Für die meisten Restaurants sind ein Kompost oder Bienenstock utopisch.
Es ist ein Extrembeispiel für Kreislaufwirtschaft. Aber jeder Betrieb kann seine Kreisläufe überdenken: Beim Einkauf, in der Küche, vor dem Gast, im Gebäude – der Verein Circular Gastronomy Switzerland hat zusammen mit uns einen Leitfaden entwickelt. Am wichtigsten finde ich, dass man nicht einfach den Kopf in den Sand steckt und sagt, das oder jenes gehe nicht. Das höre ich viel zu oft.
Nach welchen Prinzipien führst du deine Mitarbeitenden?
Ich verstehe unser Restaurant als eine Plattform, die ich meinem Team biete. Wir haben unser Konzept und unsere Ideologie und ich gebe Inputs in Form von Ideen und Schulungen. Aber in ihrer Funktion können sich meine Mitarbeitenden frei einbringen und ihre Arbeit nach Gutdünken gestalten. Das bedingt natürlich, dass wir viel Verantwortung abgeben – und viel erwarten. Wir merken dann schnell, ob es funktioniert oder nicht. Ehrlich gesagt: Ich betreibe neben dem Ecluse noch zwei andere Orte und habe weder Zeit noch Lust, meine Mitarbeitenden ständig zu kontrollieren. Ich würde nie wieder zur herkömmlichen Art von Management wechseln.
Gibt es auch Ärgernisse in der Kreislaufwirtschaft?
Oh ja!

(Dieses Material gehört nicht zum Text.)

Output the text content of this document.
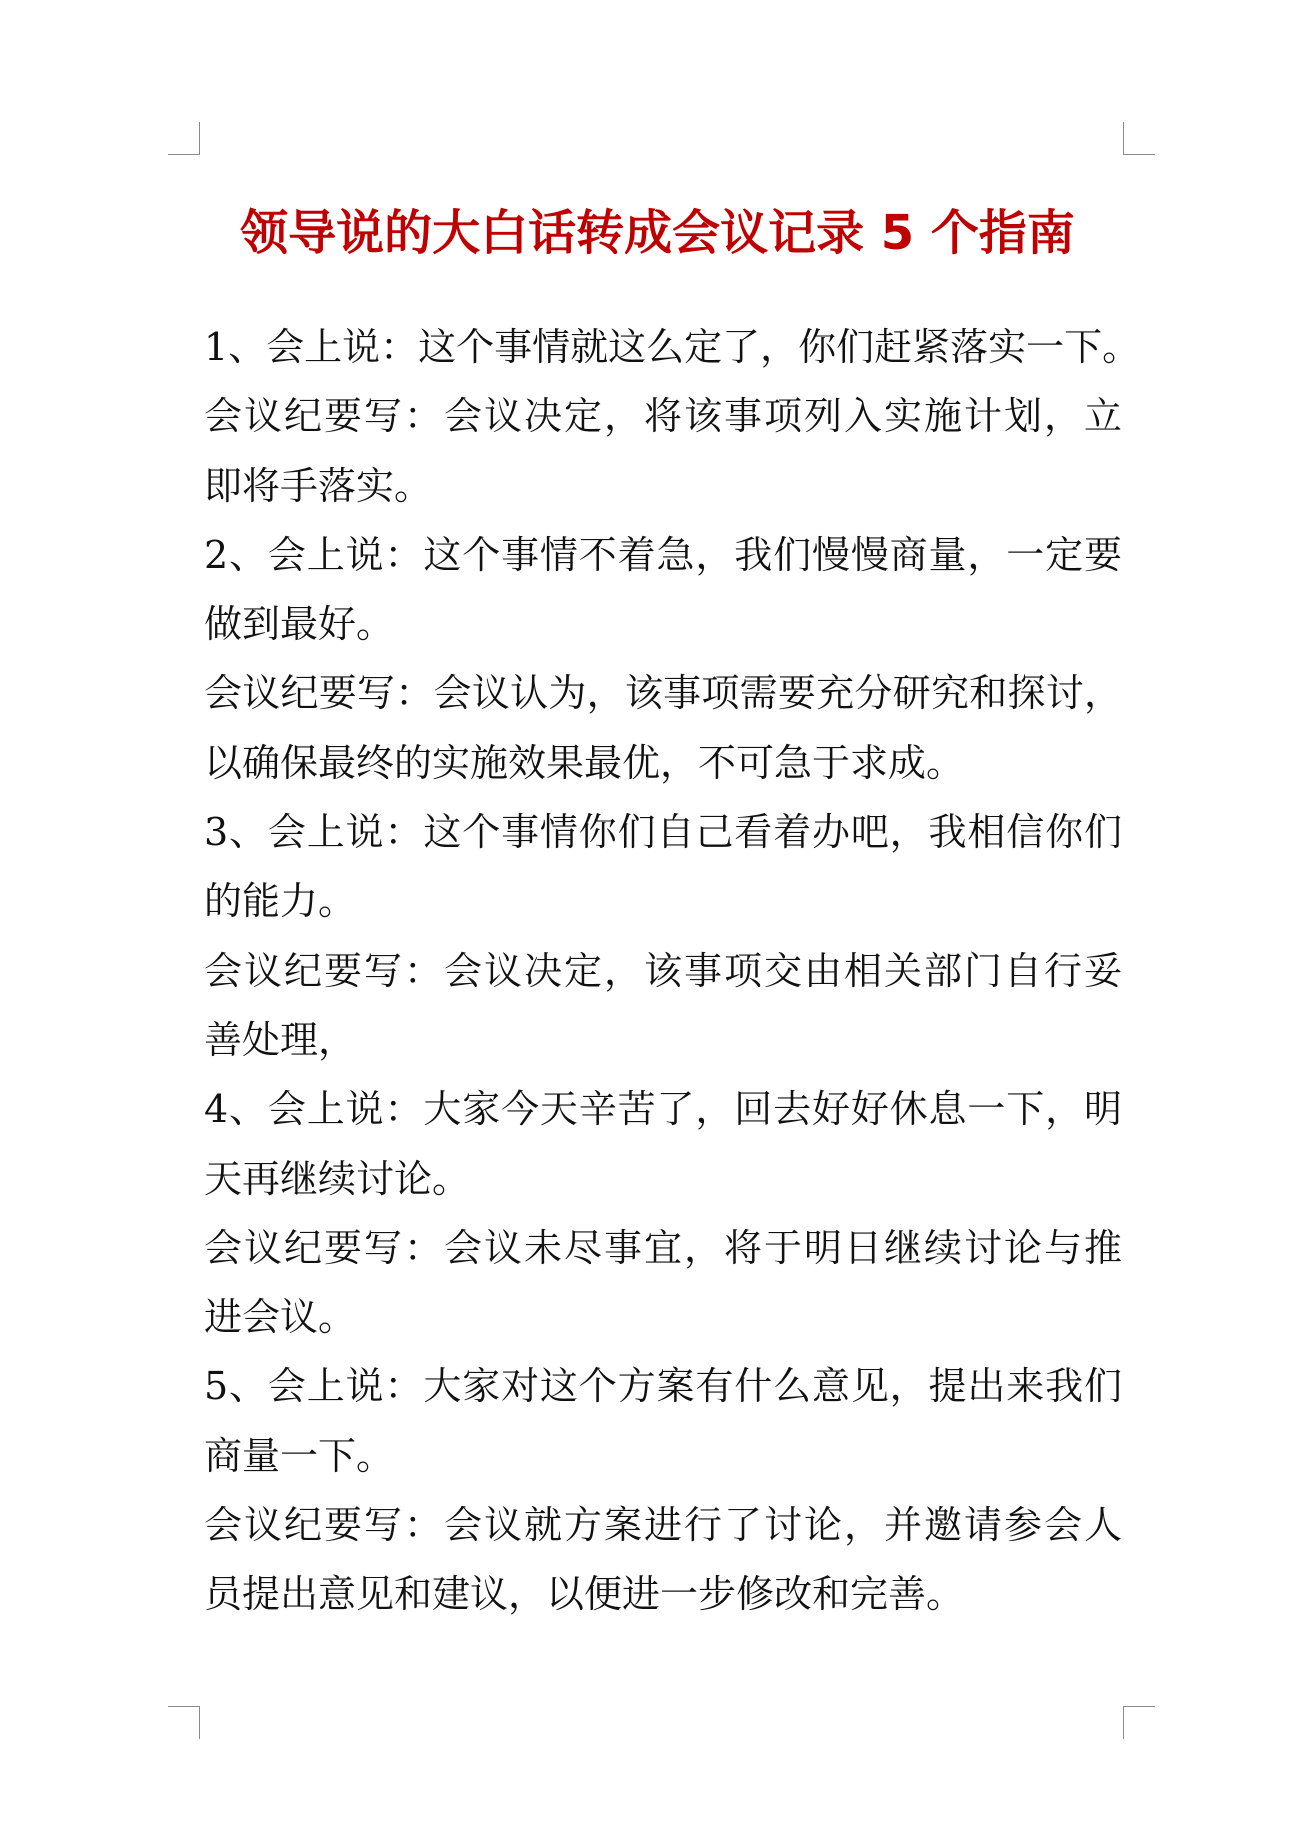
领导说的大白话转成会议记录 5 个指南
1、会上说：这个事情就这么定了，你们赶紧落实一下。
会议纪要写：会议决定，将该事项列入实施计划，立
即将手落实。
2、会上说：这个事情不着急，我们慢慢商量，一定要
做到最好。
会议纪要写：会议认为，该事项需要充分研究和探讨，
以确保最终的实施效果最优，不可急于求成。
3、会上说：这个事情你们自己看着办吧，我相信你们
的能力。
会议纪要写：会议决定，该事项交由相关部门自行妥
善处理，
4、会上说：大家今天辛苦了，回去好好休息一下，明
天再继续讨论。
会议纪要写：会议未尽事宜，将于明日继续讨论与推
进会议。
5、会上说：大家对这个方案有什么意见，提出来我们
商量一下。
会议纪要写：会议就方案进行了讨论，并邀请参会人
员提出意见和建议，以便进一步修改和完善。
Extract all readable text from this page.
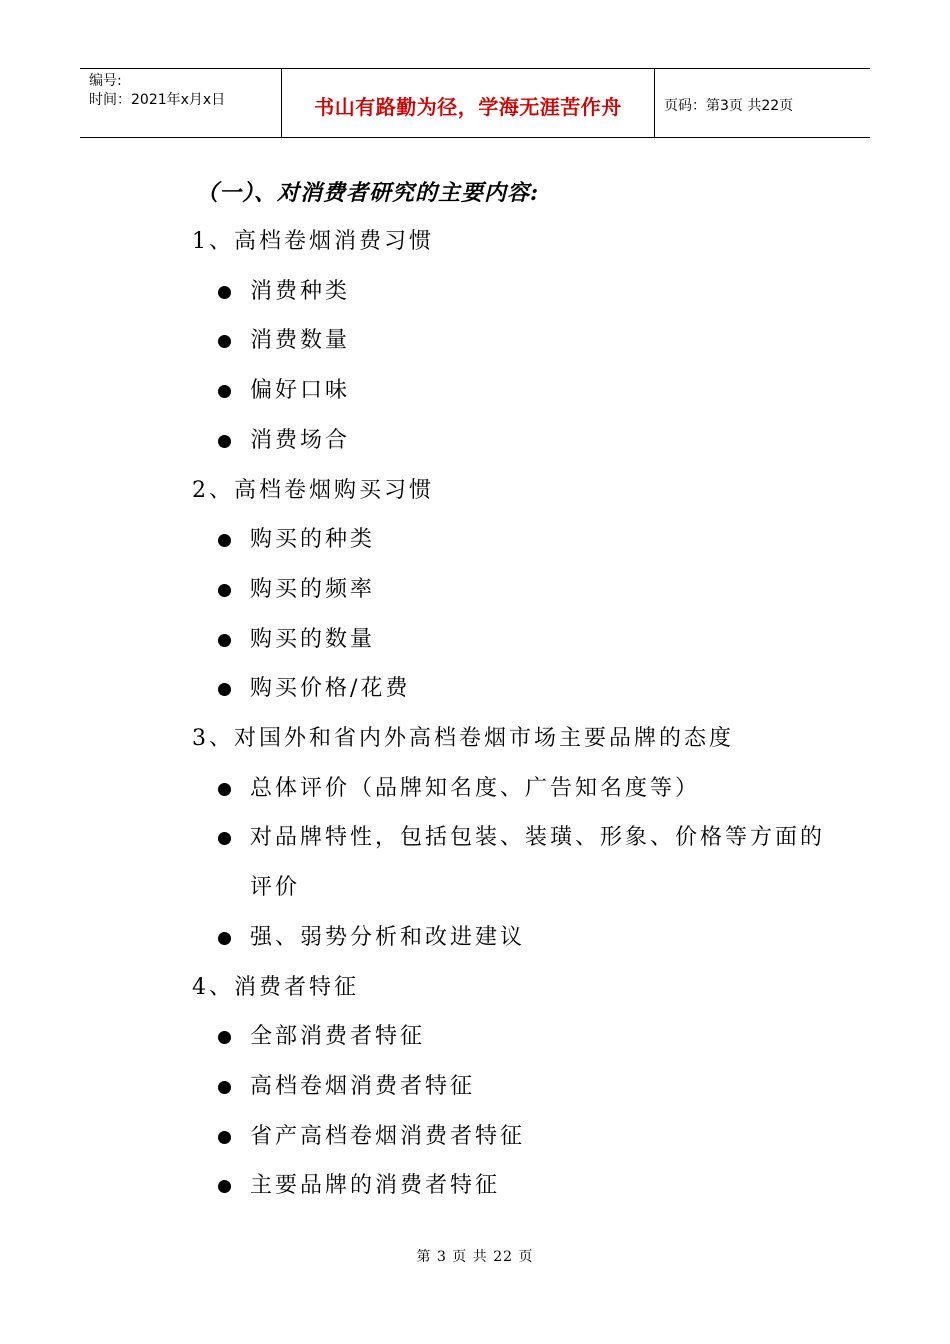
编号:
时间：2021年x月x日	书山有路勤为径，学海无涯苦作舟	页码：第3页 共22页
（一）、对消费者研究的主要内容:
1、高档卷烟消费习惯
消费种类
消费数量
偏好口味
消费场合
2、高档卷烟购买习惯
购买的种类
购买的频率
购买的数量
购买价格/花费
3、对国外和省内外高档卷烟市场主要品牌的态度
总体评价（品牌知名度、广告知名度等）
对品牌特性，包括包装、装璜、形象、价格等方面的
评价
强、弱势分析和改进建议
4、消费者特征
全部消费者特征
高档卷烟消费者特征
省产高档卷烟消费者特征
主要品牌的消费者特征
第 3 页 共 22 页
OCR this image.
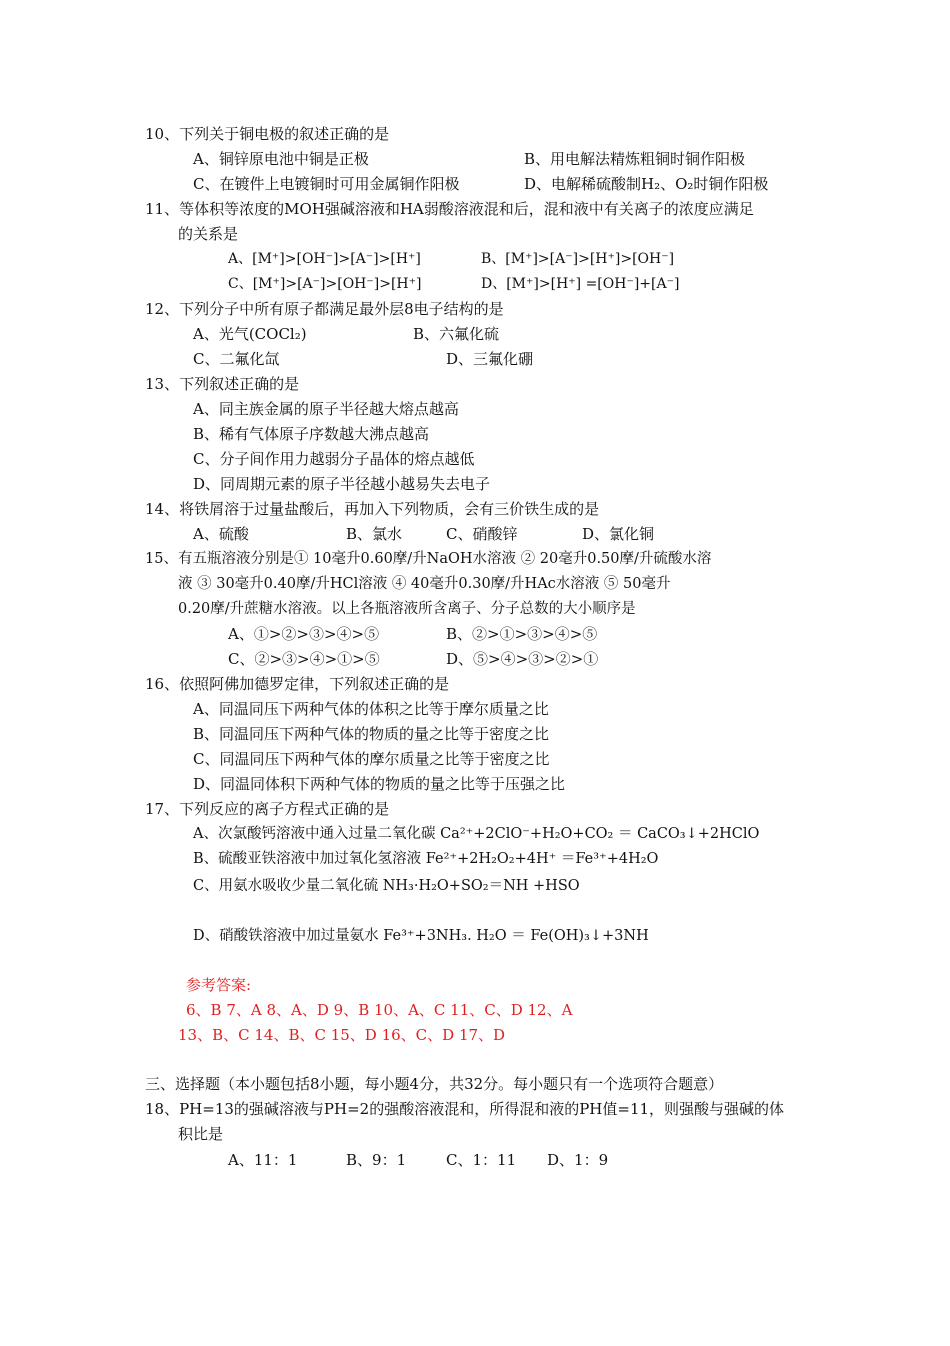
10、下列关于铜电极的叙述正确的是
A、铜锌原电池中铜是正极	B、用电解法精炼粗铜时铜作阳极
C、在镀件上电镀铜时可用金属铜作阳极	D、电解稀硫酸制H₂、O₂时铜作阳极
11、等体积等浓度的MOH强碱溶液和HA弱酸溶液混和后，混和液中有关离子的浓度应满足
的关系是
A、[M⁺]>[OH⁻]>[A⁻]>[H⁺]	B、[M⁺]>[A⁻]>[H⁺]>[OH⁻]
C、[M⁺]>[A⁻]>[OH⁻]>[H⁺]	D、[M⁺]>[H⁺] =[OH⁻]+[A⁻]
12、下列分子中所有原子都满足最外层8电子结构的是
A、光气(COCl₂)	B、六氟化硫
C、二氟化氙	D、三氟化硼
13、下列叙述正确的是
A、同主族金属的原子半径越大熔点越高
B、稀有气体原子序数越大沸点越高
C、分子间作用力越弱分子晶体的熔点越低
D、同周期元素的原子半径越小越易失去电子
14、将铁屑溶于过量盐酸后，再加入下列物质，会有三价铁生成的是
A、硫酸	B、氯水	C、硝酸锌	D、氯化铜
15、有五瓶溶液分别是① 10毫升0.60摩/升NaOH水溶液 ② 20毫升0.50摩/升硫酸水溶
液 ③ 30毫升0.40摩/升HCl溶液 ④ 40毫升0.30摩/升HAc水溶液 ⑤ 50毫升
0.20摩/升蔗糖水溶液。以上各瓶溶液所含离子、分子总数的大小顺序是
A、①>②>③>④>⑤	B、②>①>③>④>⑤
C、②>③>④>①>⑤	D、⑤>④>③>②>①
16、依照阿佛加德罗定律，下列叙述正确的是
A、同温同压下两种气体的体积之比等于摩尔质量之比
B、同温同压下两种气体的物质的量之比等于密度之比
C、同温同压下两种气体的摩尔质量之比等于密度之比
D、同温同体积下两种气体的物质的量之比等于压强之比
17、下列反应的离子方程式正确的是
A、次氯酸钙溶液中通入过量二氧化碳 Ca²⁺+2ClO⁻+H₂O+CO₂ ＝ CaCO₃↓+2HClO
B、硫酸亚铁溶液中加过氧化氢溶液 Fe²⁺+2H₂O₂+4H⁺ ＝Fe³⁺+4H₂O
C、用氨水吸收少量二氧化硫 NH₃·H₂O+SO₂＝NH +HSO
D、硝酸铁溶液中加过量氨水 Fe³⁺+3NH₃. H₂O ＝ Fe(OH)₃↓+3NH
参考答案:
6、B 7、A 8、A、D 9、B 10、A、C 11、C、D 12、A
13、B、C 14、B、C 15、D 16、C、D 17、D
三、选择题（本小题包括8小题，每小题4分，共32分。每小题只有一个选项符合题意）
18、PH=13的强碱溶液与PH=2的强酸溶液混和，所得混和液的PH值=11，则强酸与强碱的体
积比是
A、11：1	B、9：1	C、1：11 D、1：9
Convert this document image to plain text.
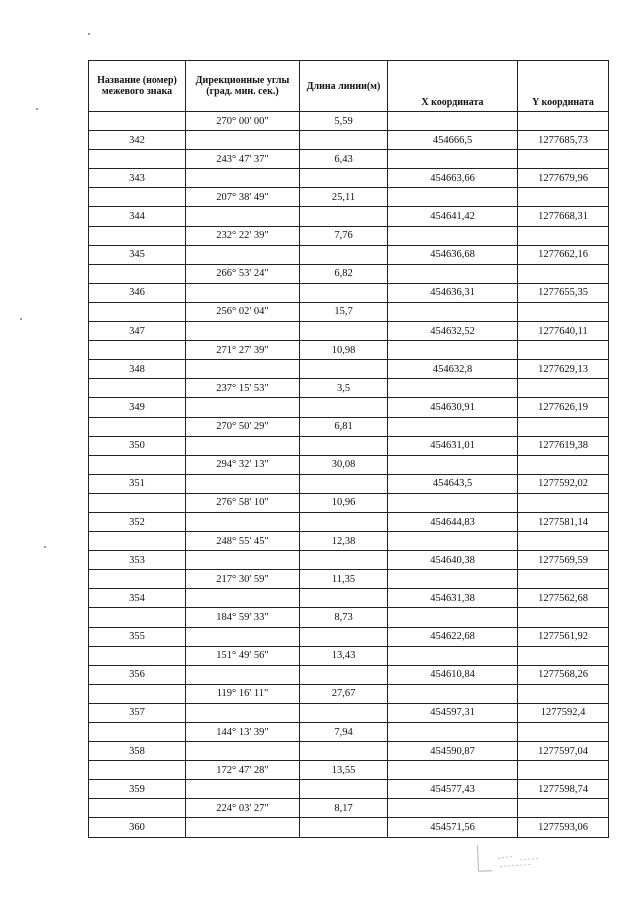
Название (номер) межевого знака	Дирекционные углы (град. мин. сек.)	Длина линии(м)	X координата	Y координата
	270° 00' 00"	5,59		
342			454666,5	1277685,73
	243° 47' 37"	6,43		
343			454663,66	1277679,96
	207° 38' 49"	25,11		
344			454641,42	1277668,31
	232° 22' 39"	7,76		
345			454636,68	1277662,16
	266° 53' 24"	6,82		
346			454636,31	1277655,35
	256° 02' 04"	15,7		
347			454632,52	1277640,11
	271° 27' 39"	10,98		
348			454632,8	1277629,13
	237° 15' 53"	3,5		
349			454630,91	1277626,19
	270° 50' 29"	6,81		
350			454631,01	1277619,38
	294° 32' 13"	30,08		
351			454643,5	1277592,02
	276° 58' 10"	10,96		
352			454644,83	1277581,14
	248° 55' 45"	12,38		
353			454640,38	1277569,59
	217° 30' 59"	11,35		
354			454631,38	1277562,68
	184° 59' 33"	8,73		
355			454622,68	1277561,92
	151° 49' 56"	13,43		
356			454610,84	1277568,26
	119° 16' 11"	27,67		
357			454597,31	1277592,4
	144° 13' 39"	7,94		
358			454590,87	1277597,04
	172° 47' 28"	13,55		
359			454577,43	1277598,74
	224° 03' 27"	8,17		
360			454571,56	1277593,06
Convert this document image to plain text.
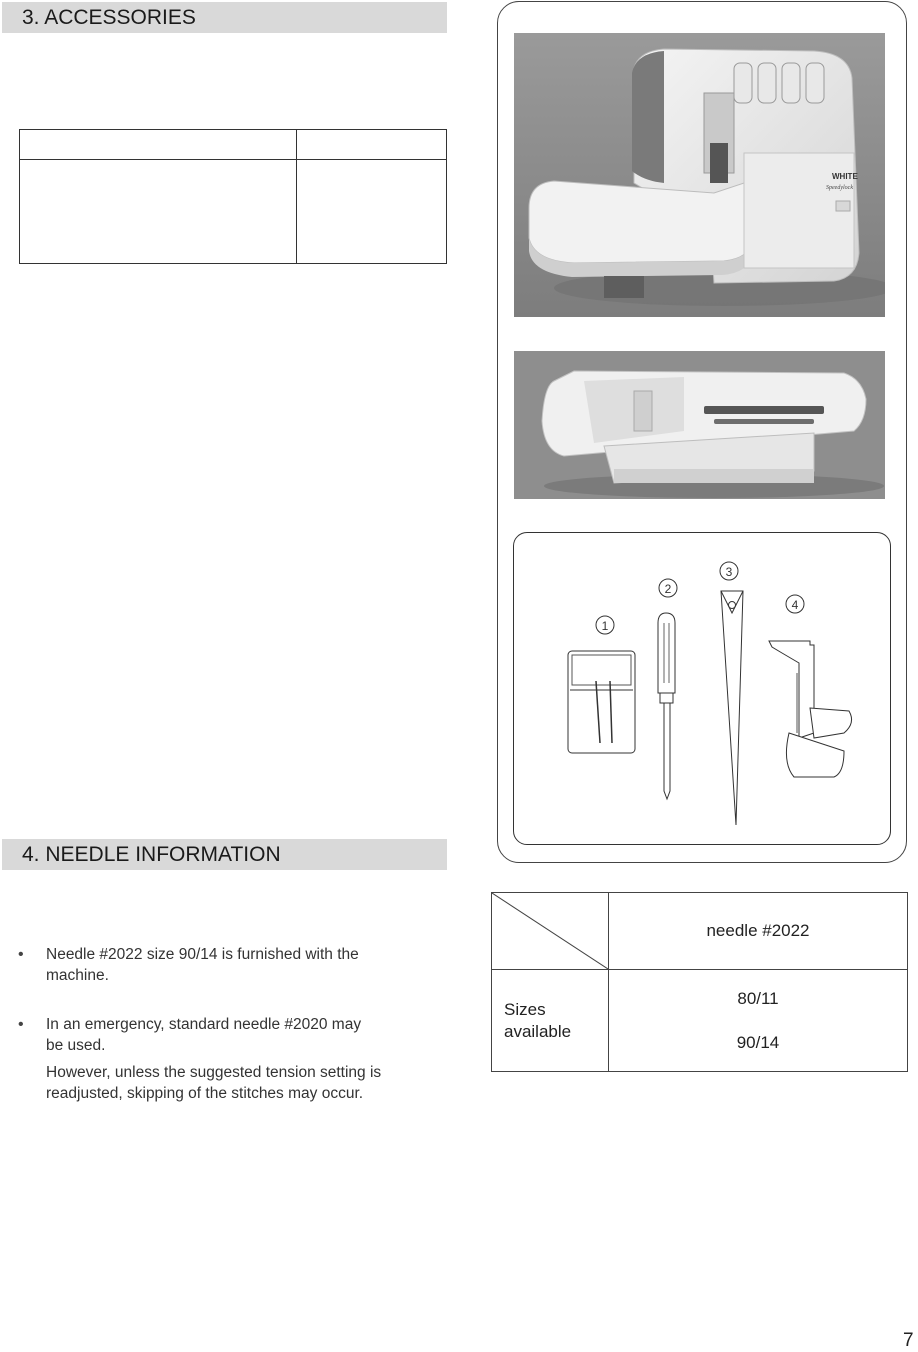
3. ACCESSORIES

WHITE
Speedylock
1
2
3
4
4. NEEDLE INFORMATION
• Needle #2022 size 90/14 is furnished with the
machine.
• In an emergency, standard needle #2020 may
be used.
However, unless the suggested tension setting is readjusted, skipping of the stitches may occur.
	needle #2022

Sizes
available	80/11
90/14
7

Wenn wir neue Setzlinge im Garten haben und ein Biber diese wegfrisst, dann kann man sich schon etwas ärgern.
Circular Gastronomy Switzerland
Der Verein Circular Gastronomy Switzerland wurde 2021 mit dem Ziel gegründet, die Kreislaufwirtschaft in der Gastronomie zu fördern. Projektleiterin Chantal Julen (sanu future learning ag) empfiehlt interessierten Restaurants und Hotels, sich auf der Webseite über verschiedene Möglichkeiten zum Schliessen von Kreisläufen in der Gastronomie zu informieren und inspirieren zu lassen und klein anzufangen: Etwa beim Thema Foodwaste oder beim Einkauf und der Angebotsgestaltung. Viel Potential für den Betrieb sieht sie auch in der Zusammenarbeit von Betrieben und im Erschliessen gemeinsamer Kreisläufe, zum Beispiel in der Logistik. Heute arbeitet Circular Gastronomy Switzerland eng mit Gastrofutura zusammen.